I'll use the non-unitary Fourier transform (but this is not important, it's just a preference):
$$X(\omega)=\int_{-\infty}^{\infty}x(t)e^{-i\omega t}dt\tag{1}$$
$$x(t)=\frac{1}{2\pi}\int_{-\infty}^{\infty}X(\omega)e^{i\omega t}d\omega\tag{2}$$
where (1) is the Fourier transform, and (2) is the inverse Fourier transform.
Now if you formally take the Fourier transform of $X(\omega)$ you get
$$\mathcal{F}\{X(\omega)\}=\mathcal{F}^2\{x(t)\}=\int_{-\infty}^{\infty}X(\omega)e^{-i\omega t}d\omega\tag{3}$$
Comparing (3) with (2) we have
$$\mathcal{F}^2\{x(t)\}=2\pi x(-t)\tag{4}$$
So the Fourier transform equals an inverse Fourier transform with a sign change of the independent variable (apart from a scale factor due to the use of the non-unitary Fourier transform).
Since the Fourier transform of $x(-t)$ equals $X(-\omega)$, the Fourier transform of (4) is
$$\mathcal{F}^3\{x(t)\}=2\pi X(-\omega)\tag{5}$$
And, by an argument similar to the one used in (3) and (4), the Fourier transform of $X(-\omega)$ equals $2\pi x(t)$. So we obtain for the Fourier transform of (5)
$$\mathcal{F}^4\{x(t)\}=2\pi\mathcal{F}\{X(-\omega)\}=(2\pi)^2x(t)\tag{6}$$
which is the desired result.
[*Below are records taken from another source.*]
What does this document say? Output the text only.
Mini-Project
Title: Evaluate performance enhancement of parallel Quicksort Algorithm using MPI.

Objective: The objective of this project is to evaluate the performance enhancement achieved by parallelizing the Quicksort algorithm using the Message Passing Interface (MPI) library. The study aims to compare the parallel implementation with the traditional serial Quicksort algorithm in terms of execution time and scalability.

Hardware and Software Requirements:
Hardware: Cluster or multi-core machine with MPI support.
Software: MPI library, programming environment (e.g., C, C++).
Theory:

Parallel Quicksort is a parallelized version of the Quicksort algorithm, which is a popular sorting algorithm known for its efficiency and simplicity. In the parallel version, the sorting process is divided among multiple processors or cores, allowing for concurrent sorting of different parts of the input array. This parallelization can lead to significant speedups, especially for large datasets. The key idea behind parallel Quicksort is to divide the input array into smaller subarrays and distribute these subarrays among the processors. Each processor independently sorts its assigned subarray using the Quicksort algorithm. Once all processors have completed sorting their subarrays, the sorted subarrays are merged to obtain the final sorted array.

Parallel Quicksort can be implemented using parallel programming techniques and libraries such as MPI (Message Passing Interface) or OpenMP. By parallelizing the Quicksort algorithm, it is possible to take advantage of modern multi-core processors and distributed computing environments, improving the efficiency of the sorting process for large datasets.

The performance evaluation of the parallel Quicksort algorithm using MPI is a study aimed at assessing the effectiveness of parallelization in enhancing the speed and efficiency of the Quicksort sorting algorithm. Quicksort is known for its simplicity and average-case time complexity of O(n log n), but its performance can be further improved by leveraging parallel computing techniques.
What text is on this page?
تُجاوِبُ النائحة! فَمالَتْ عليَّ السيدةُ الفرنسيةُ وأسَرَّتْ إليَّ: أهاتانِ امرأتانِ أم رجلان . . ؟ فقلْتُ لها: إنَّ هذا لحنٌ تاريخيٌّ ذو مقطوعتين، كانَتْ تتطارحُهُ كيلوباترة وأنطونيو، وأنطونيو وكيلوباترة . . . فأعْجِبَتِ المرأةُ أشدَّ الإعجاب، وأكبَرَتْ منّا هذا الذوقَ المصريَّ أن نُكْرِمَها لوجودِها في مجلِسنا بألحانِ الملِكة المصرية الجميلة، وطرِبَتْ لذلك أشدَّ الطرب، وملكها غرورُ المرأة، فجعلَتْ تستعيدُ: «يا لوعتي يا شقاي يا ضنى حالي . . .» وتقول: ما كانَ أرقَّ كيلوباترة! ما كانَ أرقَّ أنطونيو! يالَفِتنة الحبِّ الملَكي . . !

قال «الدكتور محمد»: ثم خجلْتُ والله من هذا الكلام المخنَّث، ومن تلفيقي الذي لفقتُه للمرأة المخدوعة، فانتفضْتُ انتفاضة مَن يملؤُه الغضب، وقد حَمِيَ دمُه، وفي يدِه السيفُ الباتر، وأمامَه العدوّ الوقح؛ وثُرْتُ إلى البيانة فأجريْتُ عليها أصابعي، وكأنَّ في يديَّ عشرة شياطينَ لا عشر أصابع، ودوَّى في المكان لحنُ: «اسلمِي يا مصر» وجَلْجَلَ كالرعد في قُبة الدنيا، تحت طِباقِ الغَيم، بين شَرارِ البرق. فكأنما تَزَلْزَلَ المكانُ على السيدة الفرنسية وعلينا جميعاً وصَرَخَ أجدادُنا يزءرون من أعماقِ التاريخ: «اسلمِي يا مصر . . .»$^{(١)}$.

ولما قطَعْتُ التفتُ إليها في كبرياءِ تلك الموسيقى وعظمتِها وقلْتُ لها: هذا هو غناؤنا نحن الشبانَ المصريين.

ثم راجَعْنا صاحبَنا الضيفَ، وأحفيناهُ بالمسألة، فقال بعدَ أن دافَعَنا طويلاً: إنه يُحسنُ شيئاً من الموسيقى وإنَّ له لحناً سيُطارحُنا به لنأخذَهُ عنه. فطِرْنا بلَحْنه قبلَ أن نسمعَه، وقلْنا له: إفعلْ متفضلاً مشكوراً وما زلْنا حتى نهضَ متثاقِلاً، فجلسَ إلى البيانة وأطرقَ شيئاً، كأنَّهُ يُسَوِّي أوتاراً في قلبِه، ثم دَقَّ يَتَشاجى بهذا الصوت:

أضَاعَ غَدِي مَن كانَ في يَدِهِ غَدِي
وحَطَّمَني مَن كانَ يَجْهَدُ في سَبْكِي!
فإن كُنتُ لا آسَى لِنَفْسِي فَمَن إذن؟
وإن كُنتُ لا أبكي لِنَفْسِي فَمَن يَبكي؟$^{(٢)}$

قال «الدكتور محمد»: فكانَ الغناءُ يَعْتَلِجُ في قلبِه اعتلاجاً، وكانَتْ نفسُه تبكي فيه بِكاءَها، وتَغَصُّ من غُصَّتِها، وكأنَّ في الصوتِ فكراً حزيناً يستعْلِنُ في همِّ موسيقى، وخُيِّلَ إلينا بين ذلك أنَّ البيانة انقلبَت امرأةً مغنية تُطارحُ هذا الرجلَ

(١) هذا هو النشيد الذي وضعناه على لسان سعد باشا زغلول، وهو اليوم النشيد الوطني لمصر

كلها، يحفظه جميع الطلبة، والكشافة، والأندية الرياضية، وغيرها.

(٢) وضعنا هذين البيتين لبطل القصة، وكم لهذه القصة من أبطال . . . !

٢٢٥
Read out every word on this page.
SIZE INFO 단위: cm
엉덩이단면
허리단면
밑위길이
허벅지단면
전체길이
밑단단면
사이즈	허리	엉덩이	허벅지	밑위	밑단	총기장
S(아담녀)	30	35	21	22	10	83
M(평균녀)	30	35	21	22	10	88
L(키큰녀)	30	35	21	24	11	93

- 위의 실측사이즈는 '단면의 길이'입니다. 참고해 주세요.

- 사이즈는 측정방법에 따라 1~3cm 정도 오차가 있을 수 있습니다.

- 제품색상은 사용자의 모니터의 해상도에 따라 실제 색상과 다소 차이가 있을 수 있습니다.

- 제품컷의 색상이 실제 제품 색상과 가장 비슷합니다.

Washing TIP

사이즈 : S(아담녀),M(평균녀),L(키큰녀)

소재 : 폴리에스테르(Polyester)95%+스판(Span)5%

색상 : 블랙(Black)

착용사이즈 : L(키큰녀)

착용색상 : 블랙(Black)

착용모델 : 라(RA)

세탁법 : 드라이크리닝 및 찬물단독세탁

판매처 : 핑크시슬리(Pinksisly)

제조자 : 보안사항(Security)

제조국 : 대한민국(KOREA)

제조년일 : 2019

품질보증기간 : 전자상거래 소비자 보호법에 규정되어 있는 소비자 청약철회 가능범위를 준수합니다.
Note that the factor $(2\pi)^2$ in (6) is a consequence of using the non-unitary Fourier transform. If you use the unitary Fourier transform (where both the transform and its inverse get a factor $1/\sqrt{2\pi}$) this factor would disappear.
In sum, apart from irrelevant constant factors, you get
$$\bbox[#f8f1ea, 0.6em, border: 0.15em solid #fd8105]{x(t)\overset{\mathcal{F}}{\Longrightarrow} X(\omega)\overset{\mathcal{F}}{\Longrightarrow} x(-t)\overset{\mathcal{F}}{\Longrightarrow} X(-\omega)\overset{\mathcal{F}}{\Longrightarrow} x(t)}$$